The Parole Board recently published its “Covid-19 recovery plan” which highlights the steps that will be taken to “scale up video hearings” and expand the use of remote hearings. Undeniably, the board is demonstrating flexibility and innovation in ensuring that as many hearings as possible still go ahead. Martin Jones has stated that he has “personally written to nearly 50 prison governors to seek their continued support for parole business, including supporting instructions to legal representatives, and ensuring the required IT facilities are in place to carry out hearings remotely.”
While this is encouraging, it again highlights the variations between establishments in regard to these services. Two positive developments are the acceptance in principle that prisoners’ progression may have been delayed through no fault of their own, and the efficient move to video links to ensure that parole hearings continue. However, the implementation at the local level shows variation in access to remote parole hearings, which could potentially leave room for unequal or unfair treatment.
On 24 March 2020, with the implementation of the exceptional regime management plan, Releases on Temporary Licence (ROTL) were halted. For most of this period, temporary release licences have only been issued in a limited number of compassionate cases and for “essential” workers, although there are some signs of positive change. The curtailment of ROTL brought heavy costs for people across the prison estate. Some of the major concerns have been voiced by those at the latter stages of long, often indeterminate, prison sentences. Not having access to ROTL deprived many of the chance to fulfil certain requirements of their sentence plans. Anxieties centred on losing chances to be “tested” in the community: their ability to comply with ROTL conditions can demonstrate that they have reduced their risk and can successfully resettle in the community. Several CAPPTIVE correspondents expressed fears this will negatively affect their parole application and they will spend longer in prison as a result.
The impact of all these changes are highlighted by the experiences and worries raised by people in prison to the CAPPTIVE project:
“I’m not going to be able to do my home leaves, done 6 x ROTLs but didn’t get home leaves.
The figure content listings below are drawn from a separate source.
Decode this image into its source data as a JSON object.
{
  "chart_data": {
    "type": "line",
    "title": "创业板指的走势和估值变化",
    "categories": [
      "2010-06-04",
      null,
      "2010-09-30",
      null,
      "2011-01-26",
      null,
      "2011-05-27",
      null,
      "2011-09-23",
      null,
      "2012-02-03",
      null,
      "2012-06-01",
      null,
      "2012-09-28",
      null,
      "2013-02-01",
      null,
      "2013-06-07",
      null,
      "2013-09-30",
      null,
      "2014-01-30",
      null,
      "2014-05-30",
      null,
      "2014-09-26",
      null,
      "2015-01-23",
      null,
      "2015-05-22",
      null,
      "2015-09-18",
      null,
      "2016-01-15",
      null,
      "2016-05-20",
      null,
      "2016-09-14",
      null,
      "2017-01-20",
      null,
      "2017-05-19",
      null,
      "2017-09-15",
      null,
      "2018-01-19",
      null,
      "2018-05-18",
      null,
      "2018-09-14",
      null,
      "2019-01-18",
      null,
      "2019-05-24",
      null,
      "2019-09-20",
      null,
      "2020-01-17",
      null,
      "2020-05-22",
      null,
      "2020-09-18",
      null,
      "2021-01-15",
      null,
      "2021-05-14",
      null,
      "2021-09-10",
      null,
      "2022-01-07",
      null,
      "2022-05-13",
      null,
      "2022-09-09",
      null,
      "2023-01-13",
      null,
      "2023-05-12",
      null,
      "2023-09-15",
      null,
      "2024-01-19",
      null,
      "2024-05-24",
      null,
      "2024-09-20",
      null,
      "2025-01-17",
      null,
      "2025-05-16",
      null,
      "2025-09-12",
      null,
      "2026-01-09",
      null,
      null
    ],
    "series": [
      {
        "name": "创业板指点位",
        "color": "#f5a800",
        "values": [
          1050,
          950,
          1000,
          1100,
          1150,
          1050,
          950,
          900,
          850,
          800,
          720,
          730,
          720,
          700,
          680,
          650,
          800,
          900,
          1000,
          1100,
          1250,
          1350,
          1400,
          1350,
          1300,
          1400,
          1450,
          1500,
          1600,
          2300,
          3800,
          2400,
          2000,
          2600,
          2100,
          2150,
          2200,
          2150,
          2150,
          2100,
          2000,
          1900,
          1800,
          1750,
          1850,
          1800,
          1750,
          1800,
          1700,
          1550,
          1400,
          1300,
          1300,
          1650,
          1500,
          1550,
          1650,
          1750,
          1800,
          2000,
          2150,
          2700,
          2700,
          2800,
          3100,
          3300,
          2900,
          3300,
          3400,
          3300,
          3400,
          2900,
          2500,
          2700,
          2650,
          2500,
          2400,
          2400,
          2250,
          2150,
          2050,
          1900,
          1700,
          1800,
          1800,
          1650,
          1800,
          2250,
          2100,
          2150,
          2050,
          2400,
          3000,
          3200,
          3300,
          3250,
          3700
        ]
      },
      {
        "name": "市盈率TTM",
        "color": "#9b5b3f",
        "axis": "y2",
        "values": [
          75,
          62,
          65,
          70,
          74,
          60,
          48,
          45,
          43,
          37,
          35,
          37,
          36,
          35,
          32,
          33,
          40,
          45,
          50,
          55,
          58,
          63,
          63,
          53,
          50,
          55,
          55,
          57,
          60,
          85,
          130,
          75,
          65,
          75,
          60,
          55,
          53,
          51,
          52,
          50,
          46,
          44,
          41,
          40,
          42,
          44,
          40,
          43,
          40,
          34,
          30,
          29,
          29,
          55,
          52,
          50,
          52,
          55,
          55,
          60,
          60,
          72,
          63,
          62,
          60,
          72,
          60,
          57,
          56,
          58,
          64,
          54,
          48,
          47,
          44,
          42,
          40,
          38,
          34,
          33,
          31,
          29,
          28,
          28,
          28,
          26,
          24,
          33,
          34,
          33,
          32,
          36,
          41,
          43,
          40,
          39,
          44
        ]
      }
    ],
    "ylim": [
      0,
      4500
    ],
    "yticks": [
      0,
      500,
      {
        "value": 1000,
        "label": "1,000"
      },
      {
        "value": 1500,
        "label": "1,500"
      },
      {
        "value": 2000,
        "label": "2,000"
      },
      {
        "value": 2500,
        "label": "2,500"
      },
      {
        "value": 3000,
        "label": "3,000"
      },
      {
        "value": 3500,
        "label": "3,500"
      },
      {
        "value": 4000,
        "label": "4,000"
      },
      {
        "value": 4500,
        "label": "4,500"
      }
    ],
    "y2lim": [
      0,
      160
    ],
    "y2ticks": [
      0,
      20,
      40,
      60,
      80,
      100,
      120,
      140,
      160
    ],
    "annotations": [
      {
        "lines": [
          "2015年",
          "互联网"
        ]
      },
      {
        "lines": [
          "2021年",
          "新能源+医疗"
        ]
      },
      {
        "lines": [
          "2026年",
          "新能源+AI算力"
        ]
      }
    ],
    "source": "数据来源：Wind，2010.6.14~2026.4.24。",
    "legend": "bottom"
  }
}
My parole is Oct 2020 and this will probably stop my release through no fault of mine … I do feel I have been robbed and that Cat D is now pointless. (CAPPTIVE respondent, PPN, Category D Prison, 10 June)”
“Unfortunately, my ROTL board was cancelled because of Covid-19 … The most difficult part of that I haven’t seen my son since nearly 11 weeks!!! Not even video call. (CAPPTIVE respondent, PPN, women’s prison, 4 June)”
This briefing illustrates the challenge of leadership the prison service now faces. PRT Director Peter Dawson concludes:
“Strong, empathic relationships between prisoners and staff appear to make possible the seemingly impossible. A little kindness goes a long way. But those relationships will not withstand confinement that is excessive or needlessly prolonged. And some staff may simply not be interested in committing to that way of working in the first place.
Insisting on the right attitudes and the right relationships cannot be negotiable, but is not enough in itself. The purposes of prison include working to ensure that the person emerges less likely to reoffend than when they went in; and that depends on opportunities for meaningful activities that develop skills as well as self-esteem. So long as the ‘regime’ for any prisoner consists of 23 hour days in-cell, the public are being short-changed on their investment in prisons. The prison service has committed to a “rehabilitative culture”. Now is the time to double down on that commitment.”